Console Tools features that kbd 0.99 does not
have
- Better unicode support
- A general-purpose tutorial to these tools and
their new features, as well as Unicode-related issues on the Linux
console.
- Improved unicode_start and unicode_stop
scripts.
- UCS2 Application-Charset Mappings (ACMs, formerly
called "screen maps") (supported by the kernel, but not by
kbd), allowing to tell the kernel about the charset used by
your console applications independently of any font used.
The obsolete 8-bit ACMs were font-encoding dependant, which ended in
many people using non-portable personal charsets without even knowing
they were doing so.
- All fonts not in CP format are sent in PSF format; ultimately
all of them should have a builtin Screen-Font Map (SFMs,
formerly called "unimaps").
- SFM Fallback tables, to draw a line, in current SFMs,
between the "canonical" (UCS2-defined) chars for a glyph,
and other chars which can be drawn using other chars' glyphs as a
fallback when their own char is not available. Some examples of
fallback tables automatically generated from the authoritative Unicode
Data list are also provided.
- Shared libraries for some code which is duplicated in the
kbd tree, as well as for some general-purpose functions.

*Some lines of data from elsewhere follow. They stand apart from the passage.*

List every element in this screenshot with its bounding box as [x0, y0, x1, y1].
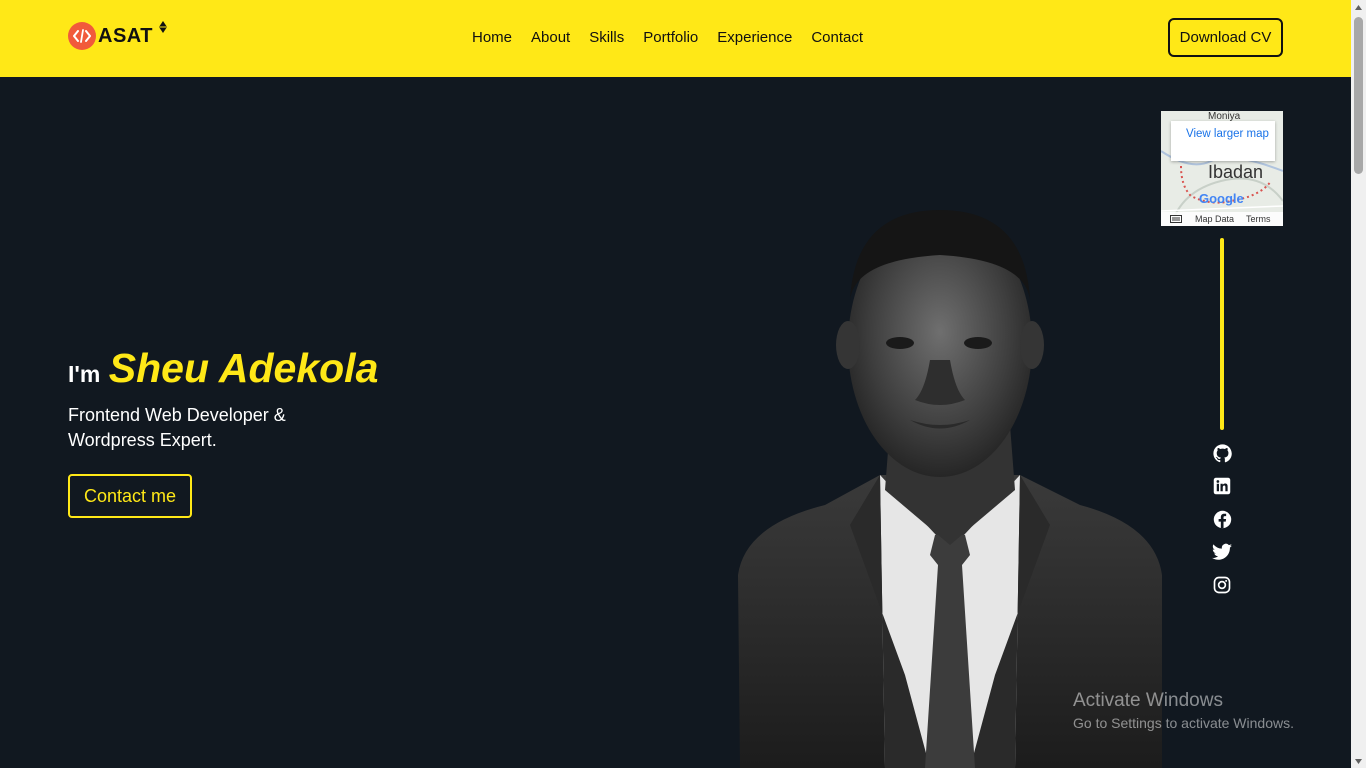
twitter-icon[interactable]	[1212, 542, 1232, 562]
view-larger-map-link[interactable]: View larger map	[1171, 121, 1275, 161]
github-icon[interactable]	[1212, 443, 1232, 463]
nav-experience[interactable]: Experience	[717, 29, 792, 46]
activate-windows-subtitle: Go to Settings to activate Windows.	[1073, 715, 1294, 731]
instagram-icon[interactable]	[1212, 575, 1232, 595]
code-brackets-icon	[68, 22, 96, 50]
portrait-photo	[738, 210, 1162, 768]
google-logo-text: Google	[1199, 191, 1244, 206]
hero-name: Sheu Adekola	[108, 345, 379, 391]
hero-greeting: I'm	[68, 361, 101, 387]
scrollbar-thumb[interactable]	[1354, 17, 1363, 174]
hero-role: Frontend Web Developer & Wordpress Exper…	[68, 403, 328, 453]
diamond-icon	[159, 20, 167, 38]
map-provider-logo: Google	[1199, 191, 1244, 206]
map-data-link[interactable]: Map Data	[1195, 214, 1234, 224]
scroll-down-arrow-icon[interactable]	[1351, 754, 1366, 768]
map-footer: Map Data Terms	[1161, 212, 1283, 226]
vertical-scrollbar[interactable]	[1351, 0, 1366, 768]
nav-skills[interactable]: Skills	[589, 29, 624, 46]
brand-name: ASAT	[98, 24, 153, 47]
hero-role-line: Wordpress Expert.	[68, 430, 217, 450]
site-logo[interactable]: ASAT	[68, 21, 167, 50]
nav-about[interactable]: About	[531, 29, 570, 46]
linkedin-icon[interactable]	[1212, 476, 1232, 496]
hero-heading: I'm Sheu Adekola	[68, 345, 378, 392]
site-header: ASAT Home About Skills Portfolio Experie…	[0, 0, 1351, 77]
nav-portfolio[interactable]: Portfolio	[643, 29, 698, 46]
scroll-up-arrow-icon[interactable]	[1351, 0, 1366, 14]
social-divider	[1220, 238, 1224, 430]
nav-home[interactable]: Home	[472, 29, 512, 46]
map-terms-link[interactable]: Terms	[1246, 214, 1271, 224]
contact-me-button[interactable]: Contact me	[68, 474, 192, 518]
download-cv-button[interactable]: Download CV	[1168, 18, 1283, 57]
keyboard-icon[interactable]	[1161, 215, 1191, 223]
activate-windows-title: Activate Windows	[1073, 690, 1223, 711]
nav-contact[interactable]: Contact	[811, 29, 863, 46]
map-label-city: Ibadan	[1208, 162, 1264, 182]
main-nav: Home About Skills Portfolio Experience C…	[472, 29, 863, 46]
hero-role-line: Frontend Web Developer &	[68, 405, 286, 425]
location-map[interactable]: Moniya View larger map Ibadan Google Map…	[1161, 111, 1283, 226]
facebook-icon[interactable]	[1212, 509, 1232, 529]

- Most tools accept a filename argument of - to refer to
stdin or stdout.
- Command-line support to setup and switch to/from the G0/G1
charset slots; standard tools only allowed to setup and use the G0
slot.
- Identifies compressed files by magic number instead of by
filename extension; also allows to use compress and
lzop in addition to gzip and bzip2.
- Several more manpages.
- An extensive ChangeLog file for hackers, as well as a
NEWS file, more useful for end-users.
- etc ... - tell me which ones I forgot - this list is based on the
NEWS file, which is itself based on the ChangeLog
file, which in turn I try to fill whenever I make a change to
the code; there are some chances I missed some things ;)

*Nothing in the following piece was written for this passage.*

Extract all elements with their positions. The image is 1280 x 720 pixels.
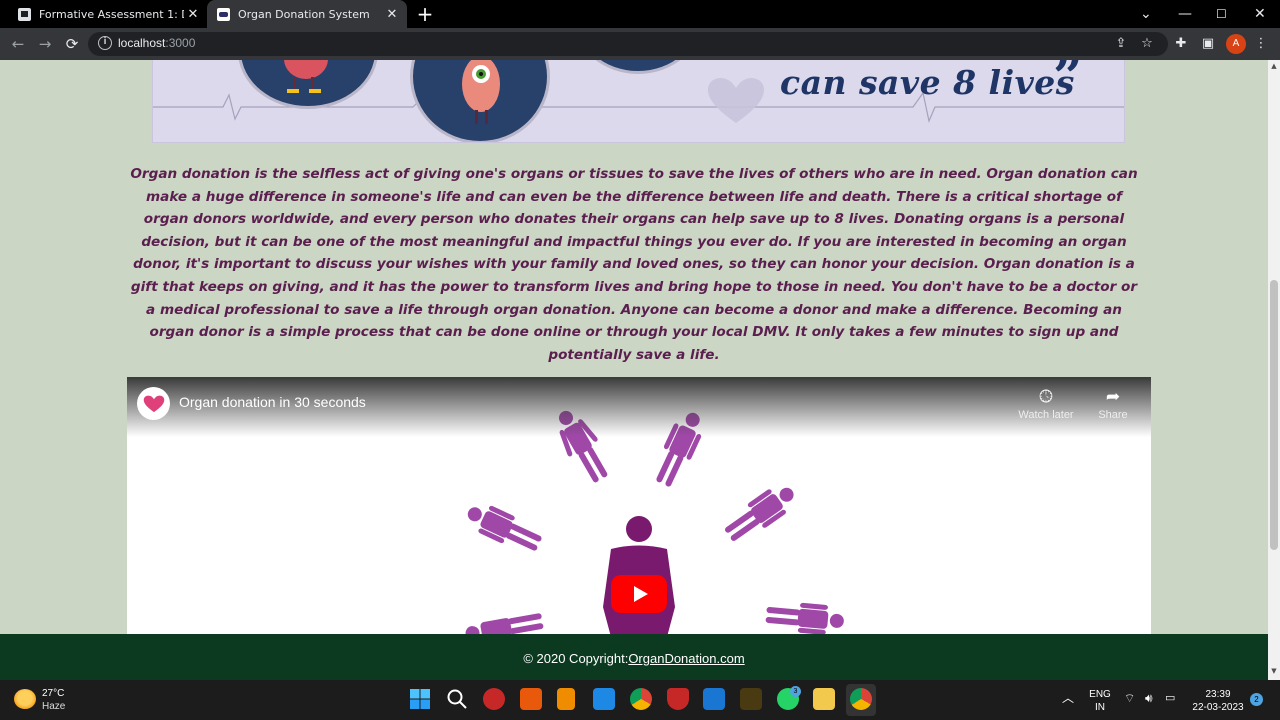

Features that first appeared in the Linux Console Tools, and later
in kbd
- kbd 0.99
- GNU gettext message internationalization (i18n).
- kbd 0.97
- Support for the KDFONTOP ioctl from latest 2.1 kernels.

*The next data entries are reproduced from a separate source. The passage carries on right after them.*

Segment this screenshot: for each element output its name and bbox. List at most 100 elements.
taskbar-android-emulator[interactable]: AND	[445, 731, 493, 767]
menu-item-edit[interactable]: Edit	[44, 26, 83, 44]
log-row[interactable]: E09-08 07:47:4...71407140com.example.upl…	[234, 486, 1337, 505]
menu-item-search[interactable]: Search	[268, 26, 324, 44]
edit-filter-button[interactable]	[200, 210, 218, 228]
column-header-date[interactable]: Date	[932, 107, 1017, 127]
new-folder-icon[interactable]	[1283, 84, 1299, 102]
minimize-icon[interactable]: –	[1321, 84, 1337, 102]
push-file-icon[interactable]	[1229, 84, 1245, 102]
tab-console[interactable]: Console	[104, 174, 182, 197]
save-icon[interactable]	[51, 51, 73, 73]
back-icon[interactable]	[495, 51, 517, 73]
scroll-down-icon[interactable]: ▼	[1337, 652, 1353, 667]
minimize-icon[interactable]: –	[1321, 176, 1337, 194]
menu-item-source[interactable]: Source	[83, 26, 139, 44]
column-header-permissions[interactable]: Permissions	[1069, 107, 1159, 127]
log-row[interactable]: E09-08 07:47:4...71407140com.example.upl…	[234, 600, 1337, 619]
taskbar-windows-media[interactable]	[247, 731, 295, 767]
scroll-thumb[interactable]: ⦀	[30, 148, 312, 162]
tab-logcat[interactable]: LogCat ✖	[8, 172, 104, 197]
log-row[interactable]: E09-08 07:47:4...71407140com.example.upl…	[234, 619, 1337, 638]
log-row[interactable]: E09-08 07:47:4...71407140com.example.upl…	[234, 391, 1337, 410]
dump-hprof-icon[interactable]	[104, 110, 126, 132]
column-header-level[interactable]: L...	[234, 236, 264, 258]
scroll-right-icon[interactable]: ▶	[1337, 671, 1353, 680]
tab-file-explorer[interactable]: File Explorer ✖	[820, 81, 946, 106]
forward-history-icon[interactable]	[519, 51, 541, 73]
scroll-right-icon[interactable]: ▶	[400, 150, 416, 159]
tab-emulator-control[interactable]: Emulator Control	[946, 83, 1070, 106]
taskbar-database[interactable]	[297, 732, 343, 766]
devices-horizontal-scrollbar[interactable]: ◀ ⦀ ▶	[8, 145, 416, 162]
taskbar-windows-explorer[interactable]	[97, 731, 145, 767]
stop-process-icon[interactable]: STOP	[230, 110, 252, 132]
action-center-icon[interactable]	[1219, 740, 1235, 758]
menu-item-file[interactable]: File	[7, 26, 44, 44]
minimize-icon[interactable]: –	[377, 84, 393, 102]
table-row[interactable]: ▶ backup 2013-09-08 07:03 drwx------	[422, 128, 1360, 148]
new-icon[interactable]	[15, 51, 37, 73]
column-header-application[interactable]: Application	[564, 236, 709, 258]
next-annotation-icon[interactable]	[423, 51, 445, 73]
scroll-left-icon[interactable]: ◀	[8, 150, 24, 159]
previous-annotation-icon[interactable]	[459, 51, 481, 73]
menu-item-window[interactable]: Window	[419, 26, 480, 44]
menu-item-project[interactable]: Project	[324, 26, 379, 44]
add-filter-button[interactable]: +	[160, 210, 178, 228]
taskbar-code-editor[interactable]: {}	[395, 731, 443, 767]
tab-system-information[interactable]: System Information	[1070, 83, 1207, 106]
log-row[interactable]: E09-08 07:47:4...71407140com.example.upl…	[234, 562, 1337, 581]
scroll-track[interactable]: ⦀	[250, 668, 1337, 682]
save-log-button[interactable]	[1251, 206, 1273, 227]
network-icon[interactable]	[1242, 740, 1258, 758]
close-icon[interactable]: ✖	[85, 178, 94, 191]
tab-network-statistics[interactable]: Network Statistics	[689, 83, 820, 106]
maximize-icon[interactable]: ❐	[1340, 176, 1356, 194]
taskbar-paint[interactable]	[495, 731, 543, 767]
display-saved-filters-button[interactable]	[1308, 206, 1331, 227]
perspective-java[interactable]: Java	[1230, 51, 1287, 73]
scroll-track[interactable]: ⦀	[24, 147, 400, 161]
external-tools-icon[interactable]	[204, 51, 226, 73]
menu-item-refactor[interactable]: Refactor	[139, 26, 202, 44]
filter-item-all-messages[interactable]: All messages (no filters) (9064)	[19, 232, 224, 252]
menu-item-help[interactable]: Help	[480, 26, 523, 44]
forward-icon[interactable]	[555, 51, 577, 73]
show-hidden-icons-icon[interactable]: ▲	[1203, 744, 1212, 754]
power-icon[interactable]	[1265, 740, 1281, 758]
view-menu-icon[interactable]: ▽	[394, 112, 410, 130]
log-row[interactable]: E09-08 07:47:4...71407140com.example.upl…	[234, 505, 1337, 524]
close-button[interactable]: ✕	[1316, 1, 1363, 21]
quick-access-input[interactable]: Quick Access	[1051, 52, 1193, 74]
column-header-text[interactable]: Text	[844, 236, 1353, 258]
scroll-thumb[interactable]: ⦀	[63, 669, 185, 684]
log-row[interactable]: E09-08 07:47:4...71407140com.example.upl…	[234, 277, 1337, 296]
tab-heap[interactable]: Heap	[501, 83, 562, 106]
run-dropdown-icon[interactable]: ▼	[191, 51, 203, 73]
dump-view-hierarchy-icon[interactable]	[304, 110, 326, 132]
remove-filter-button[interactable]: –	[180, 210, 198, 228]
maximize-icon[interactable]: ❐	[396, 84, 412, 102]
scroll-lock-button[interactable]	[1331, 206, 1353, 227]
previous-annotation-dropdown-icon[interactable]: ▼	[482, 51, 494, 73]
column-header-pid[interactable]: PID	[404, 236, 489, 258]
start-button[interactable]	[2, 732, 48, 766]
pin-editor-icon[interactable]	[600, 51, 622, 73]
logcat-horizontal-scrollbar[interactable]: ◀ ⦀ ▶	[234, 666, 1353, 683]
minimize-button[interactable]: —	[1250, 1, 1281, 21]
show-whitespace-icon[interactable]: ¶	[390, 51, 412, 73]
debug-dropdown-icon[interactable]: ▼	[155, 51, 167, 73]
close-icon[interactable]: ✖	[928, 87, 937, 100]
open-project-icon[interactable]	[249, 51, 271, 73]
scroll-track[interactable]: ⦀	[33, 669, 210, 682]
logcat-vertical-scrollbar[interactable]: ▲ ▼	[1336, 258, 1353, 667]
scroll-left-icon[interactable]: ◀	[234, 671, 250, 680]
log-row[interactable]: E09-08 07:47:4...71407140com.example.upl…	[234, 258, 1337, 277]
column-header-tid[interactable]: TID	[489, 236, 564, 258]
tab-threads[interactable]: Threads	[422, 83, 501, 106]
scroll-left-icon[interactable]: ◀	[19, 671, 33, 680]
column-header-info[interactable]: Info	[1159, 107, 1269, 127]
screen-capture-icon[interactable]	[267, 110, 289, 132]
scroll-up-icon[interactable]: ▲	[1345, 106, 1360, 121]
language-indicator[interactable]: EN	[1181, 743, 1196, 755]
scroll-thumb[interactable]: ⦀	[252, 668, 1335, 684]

- You can save a 512-chars font. Fonts can also be saved in PSF
format, with or without a builtin SFM (default is, of course, PSF
with SFM).
- kbd 0.96
- An --ascii option to showkey(1), quite similar
to the --keymap option in console-tools.
Features that were ported to kbd, but not integrated
- Autoconf/automake support, as a shell script
making some changes to the source-package layout, and applying the patch.